Mr. Holmes

Last night after work I went to see Mr. Holmes, starring Sir Ian McKellen as Sherlock Holmes.

I mentioned before this was the movie I most wanted to see this summer. Back in March I read the book on which the film is based — Mitch Cullin’s A Slight Trick of the Mind — and I liked the book a lot, finding it a moving and haunting piece of work. It’s not really a mystery in the traditional Holmesian sense. Part of the narrative resembles the classic Holmes set-up — the client upon the stair, some investigation, some deduction, and a resolution — but the novel is much more than that. It’s a meditation on memory and the stories we tell (and believe) to make sense out of our lives, the unknowables in life, about the places where the powers of the rational mind cannot take you. It’s an internal book with an unreliable POV character, and I wasn’t sure how well it would translate to screen.

mr-holmes-posterMr. Holmes is the story of Sherlock Holmes, aged 93, and it unfolds in three time periods — Sussex, the summer of 1947; Japan (in particular, Hiroshima), a few months earlier; and London, 1919. (In the book, the London plotline takes place in 1903, just before Holmes’ retirement. The movie makes some changes to the chronology of Holmes’ career, probably so that McKellen could convincingly play the younger Holmes.) In the “present” of the film, the summer of 1947, Holmes returns to his cottage on the Sussex Downs where he is studying bees and the recuperative powers of the Royal Jelly. He is also struggling to recall the details of a case he handled at the end of his career as a detective, a case that involved a husband, his bereaved wife, and a glass armonica. Something about that case caused him to retire, but his memory is failing and he cannot recall the details. With the help of the Prickly Ash (gathered in his Japanese trip) and his housekeeper’s young son, Holmes tries to piece together the fate of Mrs. Anne Kelmot.

The story translates well to the screen. Mr. Holmes is a good adaptation of the novel’s storyline and all three of its narrative threads, with changes that are largely appropriate for bringing the book to film. Mrs. Munro, the housekeeper played by Laura Linney, has a more prominent role and more character moments. And Roger, Mrs. Munro’s ten-year-old son (played by Milo Parker, who looks like a very young Thomas Sangster) has a deeper relationship with the movie Holmes than he does with the book’s Holmes — surrogate son, friend, assistant, confidant, pupil.

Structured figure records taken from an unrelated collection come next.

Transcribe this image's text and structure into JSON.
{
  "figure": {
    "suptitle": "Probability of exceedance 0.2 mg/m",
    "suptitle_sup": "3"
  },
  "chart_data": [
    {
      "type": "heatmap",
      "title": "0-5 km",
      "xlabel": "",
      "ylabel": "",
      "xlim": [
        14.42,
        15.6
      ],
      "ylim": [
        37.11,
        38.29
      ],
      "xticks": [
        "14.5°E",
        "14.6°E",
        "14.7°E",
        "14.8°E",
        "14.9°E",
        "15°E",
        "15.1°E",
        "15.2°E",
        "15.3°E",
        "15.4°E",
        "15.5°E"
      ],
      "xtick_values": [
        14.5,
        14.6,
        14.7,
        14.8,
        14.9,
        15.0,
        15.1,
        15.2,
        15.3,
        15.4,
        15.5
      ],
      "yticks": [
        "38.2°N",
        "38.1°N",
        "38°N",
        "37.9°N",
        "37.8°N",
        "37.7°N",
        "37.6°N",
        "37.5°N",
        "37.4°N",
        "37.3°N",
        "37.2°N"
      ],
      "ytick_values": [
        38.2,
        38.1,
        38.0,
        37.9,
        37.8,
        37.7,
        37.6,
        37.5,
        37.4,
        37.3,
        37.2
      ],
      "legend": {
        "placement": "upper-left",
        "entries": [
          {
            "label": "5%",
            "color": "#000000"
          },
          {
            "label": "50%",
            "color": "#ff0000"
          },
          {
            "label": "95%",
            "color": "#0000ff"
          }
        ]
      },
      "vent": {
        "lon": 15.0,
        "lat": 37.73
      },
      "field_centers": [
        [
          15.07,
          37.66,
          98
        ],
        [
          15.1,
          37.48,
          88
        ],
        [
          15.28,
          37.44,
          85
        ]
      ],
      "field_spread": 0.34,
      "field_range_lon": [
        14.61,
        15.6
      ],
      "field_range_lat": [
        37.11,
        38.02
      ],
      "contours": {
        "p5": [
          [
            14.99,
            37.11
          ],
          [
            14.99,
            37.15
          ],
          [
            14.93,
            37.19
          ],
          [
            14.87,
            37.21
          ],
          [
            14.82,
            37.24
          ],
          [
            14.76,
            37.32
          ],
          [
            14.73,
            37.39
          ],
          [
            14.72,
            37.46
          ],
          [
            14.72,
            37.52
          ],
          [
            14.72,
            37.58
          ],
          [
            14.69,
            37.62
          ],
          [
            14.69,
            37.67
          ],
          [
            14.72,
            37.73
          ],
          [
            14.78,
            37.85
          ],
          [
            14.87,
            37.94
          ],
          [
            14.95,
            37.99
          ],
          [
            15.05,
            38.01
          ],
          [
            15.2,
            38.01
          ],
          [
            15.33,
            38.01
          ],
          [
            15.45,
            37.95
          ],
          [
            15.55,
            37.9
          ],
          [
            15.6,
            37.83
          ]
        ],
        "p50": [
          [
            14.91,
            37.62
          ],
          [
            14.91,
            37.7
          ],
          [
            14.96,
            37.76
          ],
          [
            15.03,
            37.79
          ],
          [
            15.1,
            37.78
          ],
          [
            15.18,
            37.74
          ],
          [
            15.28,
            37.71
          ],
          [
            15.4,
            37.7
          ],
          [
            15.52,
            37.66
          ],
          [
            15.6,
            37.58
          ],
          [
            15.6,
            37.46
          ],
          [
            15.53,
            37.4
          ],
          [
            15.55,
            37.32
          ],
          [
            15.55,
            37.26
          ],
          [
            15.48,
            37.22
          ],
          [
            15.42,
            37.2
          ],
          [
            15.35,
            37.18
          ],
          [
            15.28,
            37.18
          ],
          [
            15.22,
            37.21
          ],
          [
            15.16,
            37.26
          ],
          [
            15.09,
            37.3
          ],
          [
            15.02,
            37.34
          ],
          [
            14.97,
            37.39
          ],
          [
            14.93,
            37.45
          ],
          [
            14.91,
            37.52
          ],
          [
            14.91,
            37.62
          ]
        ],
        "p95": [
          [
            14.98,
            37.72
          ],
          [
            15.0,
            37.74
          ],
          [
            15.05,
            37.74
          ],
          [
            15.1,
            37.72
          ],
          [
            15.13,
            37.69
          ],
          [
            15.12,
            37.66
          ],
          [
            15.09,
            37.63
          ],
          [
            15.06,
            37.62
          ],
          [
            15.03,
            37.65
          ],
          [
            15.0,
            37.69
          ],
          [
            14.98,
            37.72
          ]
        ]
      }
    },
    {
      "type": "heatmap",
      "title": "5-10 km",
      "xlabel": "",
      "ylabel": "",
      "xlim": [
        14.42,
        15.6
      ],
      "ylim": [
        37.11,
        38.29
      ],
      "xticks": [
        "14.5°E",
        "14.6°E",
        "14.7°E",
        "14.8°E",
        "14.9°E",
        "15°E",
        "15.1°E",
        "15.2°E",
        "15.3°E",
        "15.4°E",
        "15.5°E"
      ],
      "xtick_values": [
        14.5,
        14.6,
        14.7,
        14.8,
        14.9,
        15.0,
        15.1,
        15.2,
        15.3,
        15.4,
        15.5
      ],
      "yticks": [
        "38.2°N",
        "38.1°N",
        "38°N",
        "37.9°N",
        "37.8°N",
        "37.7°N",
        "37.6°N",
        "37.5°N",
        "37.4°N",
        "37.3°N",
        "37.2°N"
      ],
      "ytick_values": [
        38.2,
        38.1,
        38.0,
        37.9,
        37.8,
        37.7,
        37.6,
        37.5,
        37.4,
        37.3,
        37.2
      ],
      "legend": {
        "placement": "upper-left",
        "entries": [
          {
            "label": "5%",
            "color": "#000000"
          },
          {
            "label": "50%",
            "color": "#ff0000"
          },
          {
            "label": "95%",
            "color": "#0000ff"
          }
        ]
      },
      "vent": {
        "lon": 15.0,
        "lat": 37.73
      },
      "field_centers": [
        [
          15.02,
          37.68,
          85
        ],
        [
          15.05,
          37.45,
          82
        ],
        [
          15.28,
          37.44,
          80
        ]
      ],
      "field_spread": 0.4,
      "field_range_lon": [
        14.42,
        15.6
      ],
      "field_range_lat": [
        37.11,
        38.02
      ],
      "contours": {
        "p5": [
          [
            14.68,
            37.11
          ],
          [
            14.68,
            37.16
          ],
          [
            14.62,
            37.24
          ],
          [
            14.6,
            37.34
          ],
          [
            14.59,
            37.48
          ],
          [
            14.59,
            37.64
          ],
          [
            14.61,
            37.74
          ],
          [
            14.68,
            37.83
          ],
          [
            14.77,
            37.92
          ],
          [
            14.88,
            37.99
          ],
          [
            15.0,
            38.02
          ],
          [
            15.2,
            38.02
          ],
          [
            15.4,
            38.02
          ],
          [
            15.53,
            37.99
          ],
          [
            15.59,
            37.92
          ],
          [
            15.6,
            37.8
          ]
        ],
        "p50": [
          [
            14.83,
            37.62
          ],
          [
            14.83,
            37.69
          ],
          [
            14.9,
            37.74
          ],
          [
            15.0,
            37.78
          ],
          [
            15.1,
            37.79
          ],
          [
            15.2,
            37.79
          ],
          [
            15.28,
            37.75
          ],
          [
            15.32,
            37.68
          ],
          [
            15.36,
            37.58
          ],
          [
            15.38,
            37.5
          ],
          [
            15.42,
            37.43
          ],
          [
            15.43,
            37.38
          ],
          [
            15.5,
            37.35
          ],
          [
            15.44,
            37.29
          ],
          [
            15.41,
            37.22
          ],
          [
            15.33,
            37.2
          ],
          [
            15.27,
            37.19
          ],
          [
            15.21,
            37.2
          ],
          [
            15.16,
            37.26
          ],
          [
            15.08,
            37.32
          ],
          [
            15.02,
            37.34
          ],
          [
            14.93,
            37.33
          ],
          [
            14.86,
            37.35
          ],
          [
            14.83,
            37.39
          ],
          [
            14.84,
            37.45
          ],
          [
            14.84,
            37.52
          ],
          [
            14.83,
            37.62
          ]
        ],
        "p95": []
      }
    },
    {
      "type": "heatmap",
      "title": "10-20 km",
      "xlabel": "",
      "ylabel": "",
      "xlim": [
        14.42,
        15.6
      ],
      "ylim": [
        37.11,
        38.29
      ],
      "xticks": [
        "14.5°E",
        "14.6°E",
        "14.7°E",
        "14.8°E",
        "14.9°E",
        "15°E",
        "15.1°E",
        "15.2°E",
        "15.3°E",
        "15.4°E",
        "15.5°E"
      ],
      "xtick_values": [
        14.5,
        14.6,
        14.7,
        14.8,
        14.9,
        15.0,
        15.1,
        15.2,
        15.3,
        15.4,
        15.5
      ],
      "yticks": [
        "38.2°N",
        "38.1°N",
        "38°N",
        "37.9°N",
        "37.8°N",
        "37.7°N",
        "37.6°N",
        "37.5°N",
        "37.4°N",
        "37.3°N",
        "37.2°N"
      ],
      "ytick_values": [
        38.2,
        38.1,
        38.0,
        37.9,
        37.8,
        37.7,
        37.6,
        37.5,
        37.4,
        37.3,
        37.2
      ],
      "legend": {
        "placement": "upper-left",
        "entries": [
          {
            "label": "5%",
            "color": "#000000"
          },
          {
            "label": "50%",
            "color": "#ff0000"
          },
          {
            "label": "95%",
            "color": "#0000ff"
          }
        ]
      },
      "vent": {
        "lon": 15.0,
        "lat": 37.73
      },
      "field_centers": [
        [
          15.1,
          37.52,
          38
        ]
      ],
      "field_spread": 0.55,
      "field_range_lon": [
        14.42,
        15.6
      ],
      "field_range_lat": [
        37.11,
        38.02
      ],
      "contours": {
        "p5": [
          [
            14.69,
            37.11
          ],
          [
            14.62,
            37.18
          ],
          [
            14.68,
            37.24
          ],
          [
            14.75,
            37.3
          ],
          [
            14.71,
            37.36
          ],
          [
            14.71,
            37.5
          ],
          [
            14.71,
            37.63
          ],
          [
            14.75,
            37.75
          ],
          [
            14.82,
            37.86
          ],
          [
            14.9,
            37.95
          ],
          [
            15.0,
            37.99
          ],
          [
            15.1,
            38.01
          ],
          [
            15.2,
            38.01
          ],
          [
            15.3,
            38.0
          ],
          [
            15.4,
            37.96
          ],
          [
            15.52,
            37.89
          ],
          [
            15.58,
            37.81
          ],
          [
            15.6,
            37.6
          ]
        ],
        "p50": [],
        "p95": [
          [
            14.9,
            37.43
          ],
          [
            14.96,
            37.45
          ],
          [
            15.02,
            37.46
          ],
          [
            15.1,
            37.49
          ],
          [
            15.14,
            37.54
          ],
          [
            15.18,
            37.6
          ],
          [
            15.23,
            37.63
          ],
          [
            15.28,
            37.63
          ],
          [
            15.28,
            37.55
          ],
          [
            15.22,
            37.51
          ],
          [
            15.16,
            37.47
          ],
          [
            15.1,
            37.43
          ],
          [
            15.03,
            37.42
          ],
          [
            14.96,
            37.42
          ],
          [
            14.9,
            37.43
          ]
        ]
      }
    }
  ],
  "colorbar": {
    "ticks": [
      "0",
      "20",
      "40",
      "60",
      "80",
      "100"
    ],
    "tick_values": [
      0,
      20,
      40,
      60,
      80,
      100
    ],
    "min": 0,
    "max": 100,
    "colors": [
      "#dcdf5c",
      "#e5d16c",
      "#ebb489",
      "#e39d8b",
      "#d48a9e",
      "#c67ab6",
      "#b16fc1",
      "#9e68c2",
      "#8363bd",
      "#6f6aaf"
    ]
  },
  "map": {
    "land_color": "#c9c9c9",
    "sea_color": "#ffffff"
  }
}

The performances from the major characters are all strong. McKellen does well with Holmes at two different ages and makes them different; the sixty-year-old Holmes is cold and detached, the elderly Holmes is warmer and more human. I was especially impressed with the quick mental turns McKellen conveyed as the 93-year-old Holmes; he goes from sharp to catatonic and back, as dementia patients often do, and he managed the physical change that comes from that mental whiplash as well. (My grandmother suffered from dementia that last decade of her life. I saw a lot in McKellen’s performance that I recognized from personal experience.) I was very impressed with Parker; he held his own on screen against McKellen and Linney, with a scene where Roger demands that Holmes perform a deductive trick on his mother as exceptional and noteworthy.

For me, the film’s most emotionally affecting moment was the visit of Holmes and Umuzaki, his Japanese corespondent, to the burned ruins of Hiroshima, especially when Holmes sees the Genbaku Dome, the famous burned building at ground zero that survived the blast. Curiously, I wasn’t moved when the book’s most affecting moment happened, perhaps because I knew it was coming.

McKellen’s Holmes is closer to Jeremy Brett or Jonny Lee Miller than Benedict Cumberbatch or Robert Downey, Jr. He has feelings, even if he can’t always express them or understand them.

I liked this film a lot. It’s well acted, well directed, and has solid production values. It’s not hyperkinetic like Robert Downey Jr.’s films or Sherlock. It’s thoughtful. I’ll gladly add this to my collection when it comes out on DVD.